Riffing on jbapple's excellent answer regarding replicate, but using replicateA (which replicate is built on) instead, I came up with the following:
--Unlike fromList, one needs the length explicitly.
myFromList :: Int -> [b] -> Seq b
myFromList l xs = flip evalState xs $ Seq.replicateA l go
where go = do
(y:ys) <- get
put ys
return y
myFromList (in a slightly more efficient version) is already defined and used internally in Data.Sequence for constructing finger trees that are results of sorts.
In general, the intuition for replicateA is simple. replicateA is built on top of the applicativeTree function. applicativeTree takes a piece of a tree of a size m, and produces a well-balanced tree containing n copies of this. The cases for n up to 8 (a single Deep finger) are hard coded. Anything above this, and it invokes itself recursively. The "applicative" element is simply that it interleaves the construction of the tree with threading effects through, such as, in the case of the above code, state.
The go function, which is replicated, is simply an action which gets the current state, pops an element off the top, and replaces the remainder. On each invocation, it thus steps further down the list provided as input.
Some more concrete notes
main = print (length (show (Seq.fromList [1..10000000::Int])))
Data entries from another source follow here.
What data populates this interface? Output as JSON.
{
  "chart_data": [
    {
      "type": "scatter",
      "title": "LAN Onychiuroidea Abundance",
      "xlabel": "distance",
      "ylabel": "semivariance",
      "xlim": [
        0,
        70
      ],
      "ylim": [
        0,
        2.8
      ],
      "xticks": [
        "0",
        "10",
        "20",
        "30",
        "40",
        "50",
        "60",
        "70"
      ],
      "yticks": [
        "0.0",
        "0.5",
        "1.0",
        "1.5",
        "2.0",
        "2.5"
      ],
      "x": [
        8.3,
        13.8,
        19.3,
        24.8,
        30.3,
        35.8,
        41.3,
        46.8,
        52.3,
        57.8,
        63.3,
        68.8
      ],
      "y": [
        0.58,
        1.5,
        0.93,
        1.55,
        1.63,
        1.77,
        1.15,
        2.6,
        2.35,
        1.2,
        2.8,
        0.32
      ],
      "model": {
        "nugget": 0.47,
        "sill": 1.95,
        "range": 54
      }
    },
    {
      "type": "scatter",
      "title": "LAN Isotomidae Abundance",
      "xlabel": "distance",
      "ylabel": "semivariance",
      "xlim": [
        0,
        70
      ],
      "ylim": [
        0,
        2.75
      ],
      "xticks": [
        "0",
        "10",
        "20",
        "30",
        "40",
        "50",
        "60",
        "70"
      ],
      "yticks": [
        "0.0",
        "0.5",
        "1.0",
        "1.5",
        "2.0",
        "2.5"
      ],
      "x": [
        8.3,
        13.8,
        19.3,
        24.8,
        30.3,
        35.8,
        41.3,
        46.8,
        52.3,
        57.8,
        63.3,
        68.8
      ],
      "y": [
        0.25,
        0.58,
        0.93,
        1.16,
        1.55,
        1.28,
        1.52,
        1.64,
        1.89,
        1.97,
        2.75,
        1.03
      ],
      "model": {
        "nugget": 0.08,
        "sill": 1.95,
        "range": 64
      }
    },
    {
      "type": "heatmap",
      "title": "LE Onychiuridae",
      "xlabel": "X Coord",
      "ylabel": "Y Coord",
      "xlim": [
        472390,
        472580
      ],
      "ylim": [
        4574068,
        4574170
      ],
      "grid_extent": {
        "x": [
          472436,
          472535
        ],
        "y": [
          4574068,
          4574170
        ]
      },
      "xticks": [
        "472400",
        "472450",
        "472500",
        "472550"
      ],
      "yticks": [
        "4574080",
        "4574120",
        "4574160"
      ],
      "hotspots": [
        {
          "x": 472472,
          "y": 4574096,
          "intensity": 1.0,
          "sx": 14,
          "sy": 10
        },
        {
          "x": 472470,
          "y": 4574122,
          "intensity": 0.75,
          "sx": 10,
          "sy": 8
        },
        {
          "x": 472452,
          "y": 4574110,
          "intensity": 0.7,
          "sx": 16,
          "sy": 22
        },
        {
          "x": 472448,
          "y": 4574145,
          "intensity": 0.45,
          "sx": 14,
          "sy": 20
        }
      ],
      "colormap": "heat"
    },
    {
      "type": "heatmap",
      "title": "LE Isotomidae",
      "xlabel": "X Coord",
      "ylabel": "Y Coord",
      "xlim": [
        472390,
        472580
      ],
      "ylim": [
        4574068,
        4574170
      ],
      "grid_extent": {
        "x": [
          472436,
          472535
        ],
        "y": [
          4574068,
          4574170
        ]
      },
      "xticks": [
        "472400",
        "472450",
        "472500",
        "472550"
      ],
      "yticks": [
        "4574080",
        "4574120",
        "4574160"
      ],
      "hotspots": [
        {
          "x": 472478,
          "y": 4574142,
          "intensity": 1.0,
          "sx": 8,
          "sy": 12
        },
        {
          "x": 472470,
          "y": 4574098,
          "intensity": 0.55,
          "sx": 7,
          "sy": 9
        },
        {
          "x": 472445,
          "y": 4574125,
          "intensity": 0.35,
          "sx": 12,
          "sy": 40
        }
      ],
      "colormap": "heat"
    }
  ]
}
On some simple tests, this yielded an interesting performance tradeoff. The main function above ran almost 1/3 lower with myFromList than with fromList. On the other hand, myFromList used a constant heap of 2MB, while the standard fromList used up to 926MB. That 926MB arises from needing to hold the entire list in memory at once. Meanwhile, the solution with myFromList is able to consume the structure in a lazy streaming fashion. The issue with speed results from the fact that myFromList must perform roughly twice as many allocations (as a result of the pair construction/destruction of the state monad) as fromList. We can eliminate those allocations by moving to a CPS-transformed state monad, but that results in holding on to far more memory at any given time, because the loss of laziness requires traversing the list in a non-streaming manner.
On the other hand, if rather than forcing the entire sequence with a show, I move to just extracting the head or last element, myFromList immediately presents a bigger win -- extracting the head element is nearly instant, and extracting the last element is 0.8s. Meanwhile, with the standard fromList, extracting either the head or last element costs ~2.3 seconds.
This is all details, and is a consequence of purity and laziness. In a situation with mutation and random access, I would imagine the replicate solution is strictly better.
However, it does raise the question of whether there is a way to rewrite applicativeTree such that myFromList is strictly more efficient. The issue is, I think, that the applicative actions are executed in a different order than the tree is naturally traversed, but I haven't fully worked through how this works, or if there is a way to resolve this.